I Have
Heard This From So Many Educated People, Persons Of Taste And
Refinement, That I Cannot Doubt The Truth Of Their Statements.
Forty years has accomplished as great a change in the habits and
tastes of the Canadian people as it has in the architecture of their
fine cities and the appearance of the country.
A young Canadian
gentleman is as well educated as any of his compeers across the
big water, and contrasts very favourably with them. Social and
unaffected, he puts on no airs of offensive superiority, but meets a
stranger with the courtesy and frankness best calculated to shorten
the distance between them and to make his guest feel perfectly at
home.
Few countries possess a more beautiful female population. The women
are elegant in their tastes, graceful in their manners, and naturally
kind and affectionate in their dispositions. Good housekeepers,
sociable neighbours, and lively and active in speech and movement,
they are capital companions and make excellent wives and mothers. Of
course there must be exceptions to every rule; but cases of divorce,
or desertion of their homes, are so rare an occurrence that it speaks
volumes for their domestic worth. Numbers of British officers have
chosen their wives in Canada, and I never heard that they had cause
to repent of their choice. In common with our American neighbours, we
find that the worst members of our community are not Canadian born,
but importations from other countries.
The Dominion and Local Governments are now doing much to open up
the resources of Canada by the Intercolonial and projected Pacific
Railways and other Public Works, which, in time, will make a vast
tract of land available for cultivation, and furnish homes for
multitudes of the starving populations of Europe.

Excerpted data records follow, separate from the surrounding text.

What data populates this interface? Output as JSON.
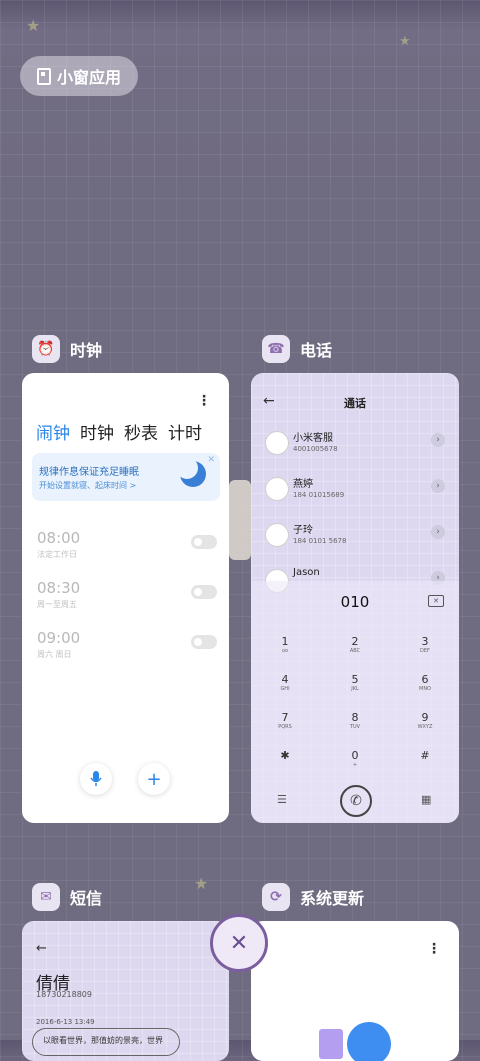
{
  "small_window": {
    "label": "小窗应用"
  },
  "apps": {
    "clock": {
      "name": "时钟",
      "tabs": [
        "闹钟",
        "计时",
        "秒表",
        "计时"
      ],
      "tab_labels": {
        "alarm": "闹钟",
        "clock": "时钟",
        "stopwatch": "秒表",
        "timer": "计时"
      },
      "banner_title": "规律作息保证充足睡眠",
      "banner_sub": "开始设置就寝、起床时间 >",
      "alarms": [
        {
          "time": "08:00",
          "label": "法定工作日"
        },
        {
          "time": "08:30",
          "label": "周一至周五"
        },
        {
          "time": "09:00",
          "label": "周六 周日"
        }
      ]
    },
    "phone": {
      "name": "电话",
      "title": "通话",
      "contacts": [
        {
          "name": "小米客服",
          "number": "4001005678"
        },
        {
          "name": "燕婷",
          "number": "184 01015689"
        },
        {
          "name": "子玲",
          "number": "184 0101 5678"
        },
        {
          "name": "Jason",
          "number": ""
        }
      ],
      "dial_input": "010",
      "keys": [
        {
          "d": "1",
          "l": "oo"
        },
        {
          "d": "2",
          "l": "ABC"
        },
        {
          "d": "3",
          "l": "DEF"
        },
        {
          "d": "4",
          "l": "GHI"
        },
        {
          "d": "5",
          "l": "JKL"
        },
        {
          "d": "6",
          "l": "MNO"
        },
        {
          "d": "7",
          "l": "PQRS"
        },
        {
          "d": "8",
          "l": "TUV"
        },
        {
          "d": "9",
          "l": "WXYZ"
        },
        {
          "d": "✱",
          "l": ""
        },
        {
          "d": "0",
          "l": "+"
        },
        {
          "d": "#",
          "l": ""
        }
      ]
    },
    "sms": {
      "name": "短信",
      "contact": "倩倩",
      "number": "18730218809",
      "date": "2016-6-13 13:49",
      "message": "以眼看世界，那值妨的景亮，世界"
    },
    "update": {
      "name": "系统更新"
    }
  },
  "close_all": {
    "symbol": "✕"
  }
}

And again, the Government of the flourishing Province of Ontario - of
which the Hon. J. Sandfield Macdonald is premier - has done wonders
during the last four years by means of its Immigration policy, which
has been most successfully carried out by the Hon. John Carling, the
Commissioner, and greatly tended to the development of the country.

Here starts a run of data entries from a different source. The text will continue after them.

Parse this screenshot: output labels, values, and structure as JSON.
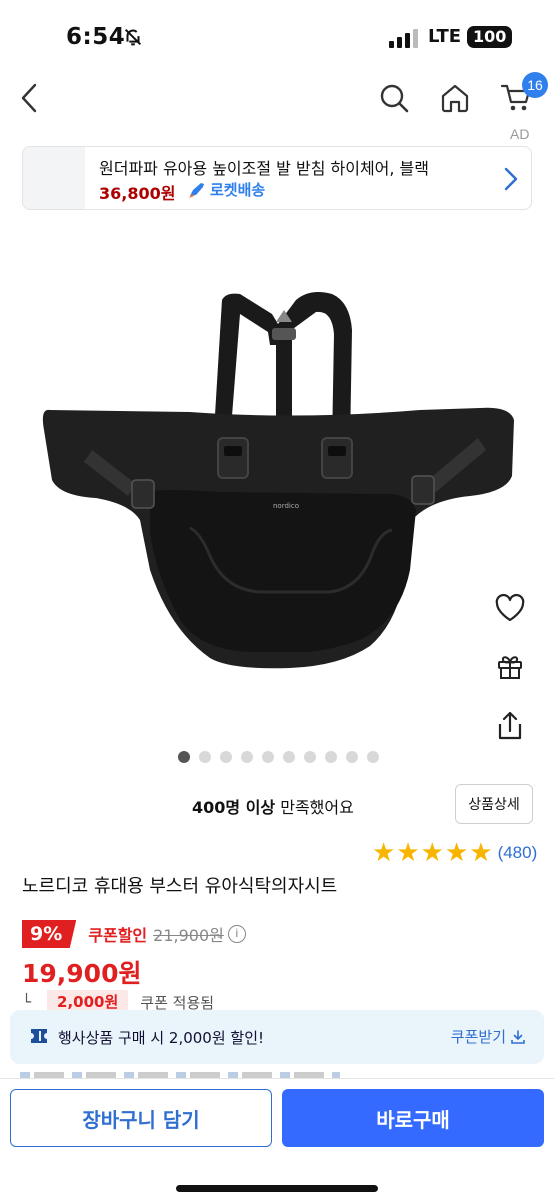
{
  "status_bar": {
    "time": "6:54",
    "network": "LTE",
    "battery": "100"
  },
  "header": {
    "icons": {
      "back": "chevron-left-icon",
      "search": "search-icon",
      "home": "home-icon",
      "cart": "cart-icon"
    },
    "cart_count": "16",
    "ad_label": "AD"
  },
  "ad_banner": {
    "title": "원더파파 유아용 높이조절 발 받침 하이체어, 블랙",
    "price": "36,800원",
    "delivery": "로켓배송"
  },
  "carousel": {
    "total": 10,
    "active": 1
  },
  "side_actions": {
    "icons": [
      "heart-icon",
      "gift-icon",
      "share-icon"
    ]
  },
  "satisfaction": {
    "emphasis": "400명 이상",
    "rest": " 만족했어요"
  },
  "detail_button": "상품상세",
  "rating": {
    "stars": 5,
    "max": 5,
    "review_count": "(480)"
  },
  "product": {
    "title": "노르디코 휴대용 부스터 유아식탁의자시트",
    "discount_rate": "9%",
    "coupon_discount_label": "쿠폰할인",
    "original_price": "21,900원",
    "sale_price": "19,900원",
    "coupon_amount": "2,000원",
    "coupon_applied": "쿠폰 적용됨"
  },
  "coupon_banner": {
    "text": "행사상품 구매 시 2,000원 할인!",
    "action": "쿠폰받기"
  },
  "bottom_bar": {
    "add_to_cart": "장바구니 담기",
    "buy_now": "바로구매"
  },
  "colors": {
    "accent": "#346aff",
    "link": "#2f6fd1",
    "sale": "#e02020",
    "star": "#f7b500"
  }
}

By this policy liberal provision is made for free grants of land to
actual settlers, for general education, and for the encouragement of
the industrial Arts and Agriculture; by the construction of public
roads and the improvement of the internal navigable waters of the
province; and by the assistance now given to an economical system of
railways connecting these interior waters with the leading railroads
and ports on the frontier; and not only are free grants of land given
in the districts extending from the eastern to the western extremity
of the Province, but one of the best of the new townships has been
selected in which the Government is now making roads, and upon each
lot is clearing five acres and erecting thereon a small house, which
will be granted to heads of families, who, by six annual instalments,
will be required to pay back to the Government the cost of these
improvements - not exceeding $200, or 40 pounds sterling - when a free
patent (or deed) of the land will be given, without any charge
whatever, under a protective Homestead Act.